Dispatch-Aware Ragged Attention for Pruned Vision Transformers

arXiv cs.AI / 4/20/2026

📰 NewsDeveloper Stack & InfrastructureModels & Research

Key Points

  • The paper analyzes why token pruning for Vision Transformers (ViTs) does not proportionally reduce real-world attention latency when using variable-length attention APIs like FlashAttention-2 varlen and PyTorch NestedTensor SDPA.
  • It identifies a dispatch-overhead bottleneck: for typical post-pruning token counts (≤197), matrix computation finishes in single-digit microseconds while host-side dispatch takes 60–90 microseconds.
  • The authors propose a lightweight bidirectional Triton attention kernel designed to lower the dispatch floor (to ~40 microseconds), making pruning’s wall-clock benefits more apparent.
  • Implemented in a full pack–attend–unpack pipeline, the approach delivers up to 2.24× end-to-end throughput versus padded PyTorch SDPA across four pruning methods and multiple DeiT model sizes, while preserving bit-exact classification behavior (logit differences <0.007 max absolute).
  • Overall, the work reframes pruning performance as not only a FLOP-reduction problem but also a kernel/dispatch overhead optimization problem for short sequences common in ViTs.

Abstract

Token pruning methods for Vision Transformers (ViTs) promise quadratic reductions in attention FLOPs by dropping uninformative patches.
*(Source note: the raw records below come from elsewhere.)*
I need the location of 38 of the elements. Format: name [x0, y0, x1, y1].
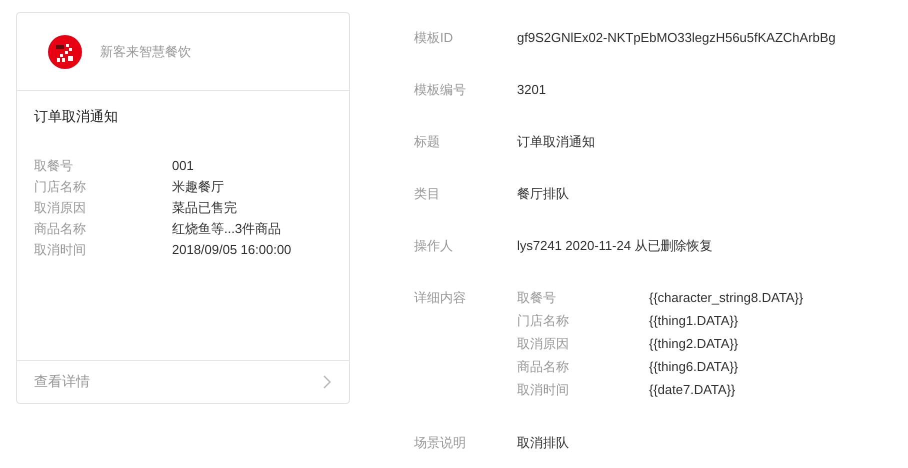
info-value: 餐厅排队 — [517, 185, 569, 203]
detail-label: 取消时间 — [517, 381, 570, 399]
field-value: 红烧鱼等...3件商品 — [172, 220, 282, 238]
detail-value: {{character_string8.DATA}} — [649, 289, 804, 307]
field-value: 2018/09/05 16:00:00 — [172, 241, 292, 259]
field-label: 取消原因 — [34, 199, 87, 217]
brand-name: 新客来智慧餐饮 — [100, 42, 191, 60]
detail-value: {{thing2.DATA}} — [649, 335, 740, 353]
field-value: 菜品已售完 — [172, 199, 238, 217]
view-details-link[interactable]: 查看详情 — [17, 360, 349, 403]
field-label: 取消时间 — [34, 241, 87, 259]
info-label: 操作人 — [414, 237, 454, 255]
detail-value: {{thing1.DATA}} — [649, 312, 740, 330]
card-title: 订单取消通知 — [34, 108, 119, 126]
info-value: 订单取消通知 — [517, 133, 595, 151]
detail-value: {{thing6.DATA}} — [649, 358, 740, 376]
info-label: 模板ID — [414, 29, 454, 47]
info-value: 3201 — [517, 81, 546, 99]
field-label: 门店名称 — [34, 178, 87, 196]
info-label: 详细内容 — [414, 289, 467, 307]
detail-label: 取餐号 — [517, 289, 557, 307]
info-label: 模板编号 — [414, 81, 467, 99]
chevron-right-icon — [323, 375, 331, 389]
field-value: 米趣餐厅 — [172, 178, 225, 196]
detail-label: 门店名称 — [517, 312, 570, 330]
info-value: 取消排队 — [517, 434, 569, 452]
info-label: 类目 — [414, 185, 441, 203]
info-value: gf9S2GNlEx02-NKTpEbMO33legzH56u5fKAZChArbBg — [517, 29, 836, 47]
detail-label: 商品名称 — [517, 358, 570, 376]
info-value: lys7241 2020-11-24 从已删除恢复 — [517, 237, 713, 255]
info-label: 标题 — [414, 133, 441, 151]
logo-icon — [48, 34, 82, 68]
field-value: 001 — [172, 157, 195, 175]
info-label: 场景说明 — [414, 434, 467, 452]
field-label: 取餐号 — [34, 157, 74, 175]
detail-label: 取消原因 — [517, 335, 570, 353]
field-label: 商品名称 — [34, 220, 87, 238]
detail-value: {{date7.DATA}} — [649, 381, 736, 399]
Yet when pruned sequences are executed with state-of-the-art variable-length attention APIs -- including FlashAttention-2's varlen and PyTorch's NestedTensor SDPA-the wall-clock attention latency doesn't scale accordingly. We trace this to a dispatch-overhead bottleneck: at the short, post-pruning sequence lengths typical of ViTs (<=197 tokens), actual matrix arithmetic completes in single-digit microseconds while the host-side dispatch path consumes 60-90 us. We present a lightweight, bidirectional Triton attention kernel whose dispatch floor is 40 us roughly 1.5x lower than FlashAttention-2 varlen-allowing pruning savings to become more visible in wall-clock time. Integrated into a complete pack-attend-unpack pipeline, our system achieves up to 2.24x end-to-end throughput over padded PyTorch SDPA consistently across four pruning algorithms (Threshold-L2, DynamicViT, EViT, ATS), scales across DeiT-T/S/B, and maintains bit-exact classification predictions with <0.007 max absolute logit difference.